We tend to equate jealousy with pettiness and selfishness. We see it as a vice, not a virtue. But when God was giving Moses the Ten Commandments and said He was a jealous God, this is not the type of jealousy He was speaking of. If we were to substitute the term "zealous" for "jealous," it would help in our understanding of it.
God is zealous in His love for you, and He wants you to be zealous in your love for Him. God loves you and wants an exclusive relationship with you. For example, doesn't a wife want her husband to be faithful to her? Doesn't a husband want his wife to be loyal to him? Doesn't a parent look out for his or her children and care about their welfare? Of course.
This is essentially what God was saying when He told Moses, "I, the Lord your God, am a jealous God who will not tolerate your affection for any other gods" (Exodus 20:5). In other words, "I want your complete love. I don't want you to bow down before other gods."
When the Israelites worshipped the golden calf while Moses was on Mt.

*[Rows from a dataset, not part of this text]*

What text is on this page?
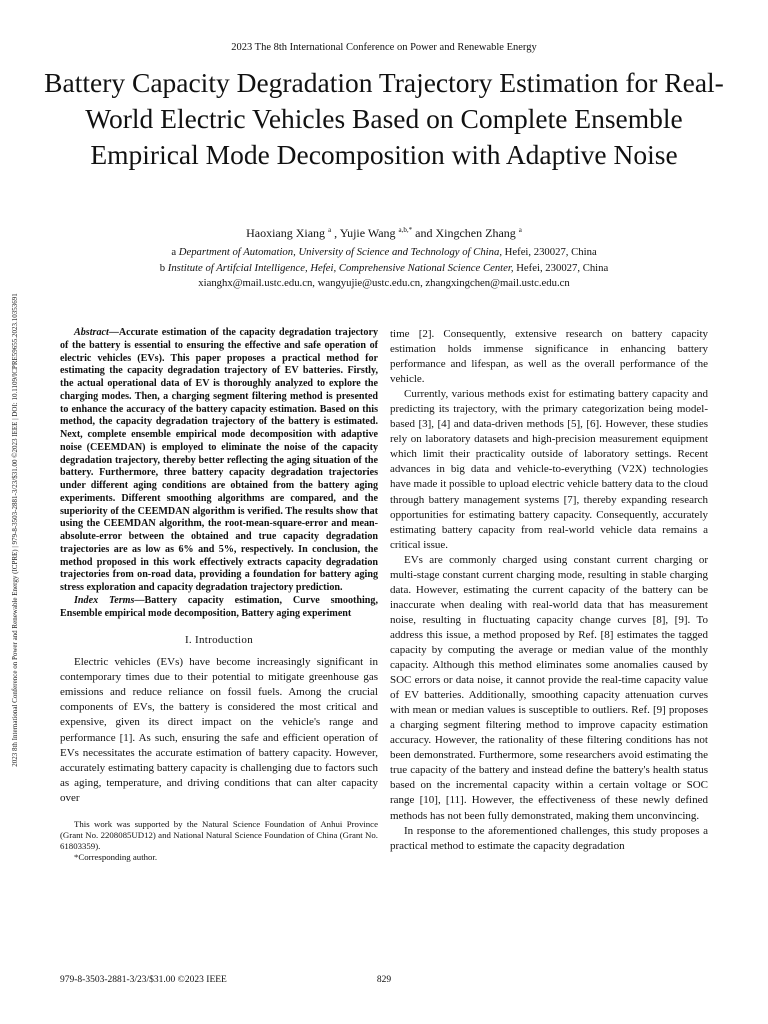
2023 8th International Conference on Power and Renewable Energy (ICPRE) | 979-8-3503-2881-3/23/$31.00 ©2023 IEEE | DOI: 10.1109/ICPRE59655.2023.10353691
2023 The 8th International Conference on Power and Renewable Energy
Battery Capacity Degradation Trajectory Estimation for Real-World Electric Vehicles Based on Complete Ensemble Empirical Mode Decomposition with Adaptive Noise
Haoxiang Xiang $^a$ , Yujie Wang $^{a,b,*}$ and Xingchen Zhang $^a$
a Department of Automation, University of Science and Technology of China, Hefei, 230027, China
b Institute of Artifcial Intelligence, Hefei, Comprehensive National Science Center, Hefei, 230027, China
xianghx@mail.ustc.edu.cn, wangyujie@ustc.edu.cn, zhangxingchen@mail.ustc.edu.cn

Abstract—Accurate estimation of the capacity degradation trajectory of the battery is essential to ensuring the effective and safe operation of electric vehicles (EVs). This paper proposes a practical method for estimating the capacity degradation trajectory of EV batteries. Firstly, the actual operational data of EV is thoroughly analyzed to explore the charging modes. Then, a charging segment filtering method is presented to enhance the accuracy of the battery capacity estimation. Based on this method, the capacity degradation trajectory of the battery is estimated. Next, complete ensemble empirical mode decomposition with adaptive noise (CEEMDAN) is employed to eliminate the noise of the capacity degradation trajectory, thereby better reflecting the aging situation of the battery. Furthermore, three battery capacity degradation trajectories under different aging conditions are obtained from the battery aging experiments. Different smoothing algorithms are compared, and the superiority of the CEEMDAN algorithm is verified. The results show that using the CEEMDAN algorithm, the root-mean-square-error and mean-absolute-error between the obtained and true capacity degradation trajectories are as low as 6% and 5%, respectively. In conclusion, the method proposed in this work effectively extracts capacity degradation trajectories from on-road data, providing a foundation for battery aging stress exploration and capacity degradation trajectory prediction.

Index Terms—Battery capacity estimation, Curve smoothing, Ensemble empirical mode decomposition, Battery aging experiment

I. Introduction

Electric vehicles (EVs) have become increasingly significant in contemporary times due to their potential to mitigate greenhouse gas emissions and reduce reliance on fossil fuels. Among the crucial components of EVs, the battery is considered the most critical and expensive, given its direct impact on the vehicle's range and performance [1]. As such, ensuring the safe and efficient operation of EVs necessitates the accurate estimation of battery capacity. However, accurately estimating battery capacity is challenging due to factors such as aging, temperature, and driving conditions that can alter capacity over

This work was supported by the Natural Science Foundation of Anhui Province (Grant No. 2208085UD12) and National Natural Science Foundation of China (Grant No. 61803359).
*Corresponding author.

time [2]. Consequently, extensive research on battery capacity estimation holds immense significance in enhancing battery performance and lifespan, as well as the overall performance of the vehicle.

Currently, various methods exist for estimating battery capacity and predicting its trajectory, with the primary categorization being model-based [3], [4] and data-driven methods [5], [6]. However, these studies rely on laboratory datasets and high-precision measurement equipment which limit their practicality outside of laboratory settings. Recent advances in big data and vehicle-to-everything (V2X) technologies have made it possible to upload electric vehicle battery data to the cloud through battery management systems [7], thereby expanding research opportunities for estimating battery capacity. Consequently, accurately estimating battery capacity from real-world vehicle data remains a critical issue.

EVs are commonly charged using constant current charging or multi-stage constant current charging mode, resulting in stable charging data. However, estimating the current capacity of the battery can be inaccurate when dealing with real-world data that has measurement noise, resulting in fluctuating capacity change curves [8], [9]. To address this issue, a method proposed by Ref. [8] estimates the tagged capacity by computing the average or median value of the monthly capacity. Although this method eliminates some anomalies caused by SOC errors or data noise, it cannot provide the real-time capacity value of EV batteries. Additionally, smoothing capacity attenuation curves with mean or median values is susceptible to outliers. Ref. [9] proposes a charging segment filtering method to improve capacity estimation accuracy. However, the rationality of these filtering conditions has not been demonstrated. Furthermore, some researchers avoid estimating the true capacity of the battery and instead define the battery's health status based on the incremental capacity within a certain voltage or SOC range [10], [11]. However, the effectiveness of these newly defined methods has not been fully demonstrated, making them unconvincing.

In response to the aforementioned challenges, this study proposes a practical method to estimate the capacity degradation

979-8-3503-2881-3/23/$31.00 ©2023 IEEE	829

Sinai, they rationalized their behavior by saying it was "a festival to the Lord" (Exodus 32:5). Call it what you like, but it was blatant idolatry. And a person who really knows God, who has experienced a new birth, and is living in fellowship with Him should not need an image or representation to be able to pray. Something is not right when believers feel they need that.
This is a problem because it gives us a false concept of what God is really like. And if the image is false, then the thought of God is false—and ultimately it will produce a character that is false.